I think the Brazilian microcephaly cases, though coincident with Zika, are not caused by Zika. I think the combination of toxicants induce secondary microcephaly via direct thiamine deficiency and depletion and/or functional or epigenetic alterations to the thiamine transporter SLC25A19. Briefly, thiamine is critical for mitochondrial function, which are critical for energy production for every cell in the body. When we deplete thiamine, all sorts of things go wrong, particularly in the areas requiring the most energy – the brain, heart, etc. (See thiamine deficiency.) When we deplete thiamine during pregnancy, fetal development and neurodevelopment are affected. When we block it severely and/or we block the transporter that takes thiamine from the cell to the mitochondria, we get microcephaly. It is believed that this type of microcephaly is rare and develops largely in consanguineous communities via transmission of a specific set of genetic mutations. Over the recent decade however, researchers have learned that all sorts of functions formally thought to be affected only by mutations, can also be affected epigenetically. That is, via gene activation/deactivation with no mutation necessary. Environmental and pharmaceutical chemicals drive epigenetic modification. Similarly, environmental and pharmaceutical chemicals can drive other functional changes that would serve to reduce thiamine availability. And finally, since thiamine must be derived from diet, malnutrition alone, or in combination with a faulty thiamine transporter, could create a state of maternal thiamine deficiency that results in microcephaly. The chemical environment into which these children were born provides the perfect composition of thiamine damaging factors, likely centered at the level of the thiamine transporter with possible epigenetic alterations in the SLC25A19 gene.
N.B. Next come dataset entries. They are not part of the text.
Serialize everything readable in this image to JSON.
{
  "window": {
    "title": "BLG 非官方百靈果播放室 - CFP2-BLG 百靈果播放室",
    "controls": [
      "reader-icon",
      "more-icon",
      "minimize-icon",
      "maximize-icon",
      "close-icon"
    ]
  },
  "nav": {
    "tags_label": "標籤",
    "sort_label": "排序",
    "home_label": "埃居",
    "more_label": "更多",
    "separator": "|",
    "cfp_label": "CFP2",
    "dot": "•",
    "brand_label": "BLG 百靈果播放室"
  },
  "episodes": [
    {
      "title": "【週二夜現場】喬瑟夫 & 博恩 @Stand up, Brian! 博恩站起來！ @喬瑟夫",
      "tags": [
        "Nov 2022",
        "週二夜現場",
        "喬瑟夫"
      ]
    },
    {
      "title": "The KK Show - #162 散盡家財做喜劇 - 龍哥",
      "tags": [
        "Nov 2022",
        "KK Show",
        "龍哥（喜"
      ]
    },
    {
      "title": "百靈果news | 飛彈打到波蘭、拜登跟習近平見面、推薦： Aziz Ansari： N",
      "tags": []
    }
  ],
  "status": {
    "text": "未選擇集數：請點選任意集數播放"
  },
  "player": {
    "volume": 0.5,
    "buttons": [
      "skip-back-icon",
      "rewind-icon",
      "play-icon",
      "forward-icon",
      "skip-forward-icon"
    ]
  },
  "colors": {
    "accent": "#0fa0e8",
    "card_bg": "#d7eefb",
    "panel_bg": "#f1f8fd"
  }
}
So while Zika has been found in the brains of some of these children and Zika can cause alterations in neural function, at least in a petri dish of cultured neural stem cells, it has no mechanism for vertical transmission without the maternal immunocompromise, making Zika neither necessary nor sufficient to induce microcephaly by itself. In contrast, each of the variables discussed in this paper are capable of producing severe birth defects, including microcephaly without Zika, if the exposures are significant. They are sufficient to cause microcephaly but maybe not necessary. We need one more variable. That variable is thiamine deficiency. Thiamine deficiency whether by nutritional deficits, functional alterations in absorption or usage and/or by problems with the transporter, is both necessary and sufficient to cause microcephaly. Thiamine deficiency sits at the nexus of all of these variables and is the key to understanding the Brazilian microcephaly problem. This means that the environmental and pharmaceutical chemicals, not the Zika virus, are responsible. Zika is secondary. Zika is not THE pathogen. It is simply a pathogen. And it is certainly not the smoking gun we need to forestall microcephaly.